Nicht retour, mademoiselle : Tout sur ma mère
Scène

Nicht retour, mademoiselle : Tout sur ma mère

Nicht retour, mademoiselle observe l’Histoire par le prisme d’une troublante relation mère-fils.

Une suave nostalgie, voilà ce qui nimbe Nicht retour, mademoiselle, la deuxième création du talentueux tandem formé par Daniel Brière et Evelyne de la Chenelière. Sur une scène presque vide, coincé entre deux sections de gradins se faisant face, un homme s’apprête à remonter le temps, à renouer avec ses origines. Pour faire resurgir le passé, il dispose de sons, d’images et d’objets, des artefacts précieux mais jamais aussi déterminants que la grande inventivité avec laquelle il manipule les faits.

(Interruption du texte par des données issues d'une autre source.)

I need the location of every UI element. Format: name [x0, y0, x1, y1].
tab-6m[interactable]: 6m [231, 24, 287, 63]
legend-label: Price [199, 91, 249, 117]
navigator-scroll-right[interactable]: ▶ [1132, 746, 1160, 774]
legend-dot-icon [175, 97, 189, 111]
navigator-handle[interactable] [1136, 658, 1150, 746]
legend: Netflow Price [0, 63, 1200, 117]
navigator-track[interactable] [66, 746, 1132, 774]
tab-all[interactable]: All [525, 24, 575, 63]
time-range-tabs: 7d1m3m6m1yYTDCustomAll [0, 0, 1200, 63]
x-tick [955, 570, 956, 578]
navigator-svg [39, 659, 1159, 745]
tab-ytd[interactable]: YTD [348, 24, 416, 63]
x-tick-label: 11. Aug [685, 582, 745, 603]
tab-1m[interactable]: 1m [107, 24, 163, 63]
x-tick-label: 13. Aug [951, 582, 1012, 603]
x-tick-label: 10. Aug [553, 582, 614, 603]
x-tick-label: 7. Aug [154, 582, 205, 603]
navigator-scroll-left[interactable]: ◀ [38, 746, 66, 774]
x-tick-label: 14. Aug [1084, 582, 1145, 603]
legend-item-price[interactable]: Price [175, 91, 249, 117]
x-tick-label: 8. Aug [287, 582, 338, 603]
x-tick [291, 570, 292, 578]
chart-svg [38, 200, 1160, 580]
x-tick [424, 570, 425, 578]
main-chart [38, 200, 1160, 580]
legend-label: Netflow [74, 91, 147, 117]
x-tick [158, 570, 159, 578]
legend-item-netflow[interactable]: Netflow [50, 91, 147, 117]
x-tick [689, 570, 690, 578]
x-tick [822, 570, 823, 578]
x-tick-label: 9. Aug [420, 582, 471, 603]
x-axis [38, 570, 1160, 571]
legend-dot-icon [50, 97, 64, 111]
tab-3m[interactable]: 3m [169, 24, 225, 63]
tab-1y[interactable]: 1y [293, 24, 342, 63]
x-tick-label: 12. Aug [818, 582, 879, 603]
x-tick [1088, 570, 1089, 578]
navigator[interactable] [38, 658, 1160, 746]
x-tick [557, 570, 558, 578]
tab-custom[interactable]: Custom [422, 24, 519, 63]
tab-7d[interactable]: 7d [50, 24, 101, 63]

Homme d’affaires états-unien, Emmanuel (Brière) retrace sous nos yeux le fil des événements, orchestre les moindres mouvements de son histoire. D’emblée, il aborde sa fascination pour l’Amérique, celle-là même qui, dans les années 60, le fit quitter sa France natale pour goûter aux promesses de l’oncle Sam. Très tôt dans son récit, la figure complexe de la mère (de la Chenelière) apparaît. Une femme qui semble inspirer au fils autant d’amour que de crainte, autant d’indulgence que d’inquiétude. Aristocrate assaillie de désirs, contrainte par son époque, sa société et son milieu, elle nourrit de tels espoirs pour son enfant qu’elle finit en quelque sorte par l’inciter à traverser l’océan. Après que le fils eut donné sa version des faits, la mère paraît acquérir une certaine autonomie narrative, une souveraineté qui la révèle dans toutes ses contradictions. Qu’il soit question du grand amour qu’elle a frôlé, du rôle maternel qu’elle n’a jamais pu assumer pleinement ou encore de la carrière littéraire à laquelle elle aspirait secrètement, cette femme a beaucoup à dire.

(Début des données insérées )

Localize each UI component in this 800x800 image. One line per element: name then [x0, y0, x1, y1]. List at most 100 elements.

Sans rompre véritablement avec le ton qu’elle a instauré jusqu’ici, savant mélange d’humour, de tendresse et de vague à l’âme, de la Chenelière explore néanmoins des registres qui lui sont moins habituels. Du dialogue de sourds aux échanges épistolaires, en passant par une savoureuse parodie d’opérette, le texte tisse avec doigté les plus diverses tonalités, fait habilement se télescoper les époques et les niveaux de langue. Épousant les audaces de la narration, Daniel Brière exerce ici encore sa grande créativité. En s’appuyant sur les réalisations du scénographe Jonas Veroff Bouchard, le metteur en scène démontre son sens inné de l’espace et des accessoires – des talents qui avaient atteint un point culminant dans Tavernes l’année dernière. Son savoir-faire dote les objets d’une portée métaphorique qui opère à tout coup, déclenchant aussi bien le rire que l’attendrissement. Il faut également souligner le grand plaisir que suscite le jeu des deux acteurs. Brière excelle à traduire la dérision d’Emmanuel adulte, mais surtout la candeur et la vivacité de son personnage enfant. Tout en nuances, très engagée dans son rôle de mère, de la Chenelière nous fait espérer de plus fréquentes apparitions sous les projecteurs. Puisqu’il est ici question de liens familiaux, sachez que les vendredis et samedis soirs, le couple est rejoint sur scène par sa progéniture.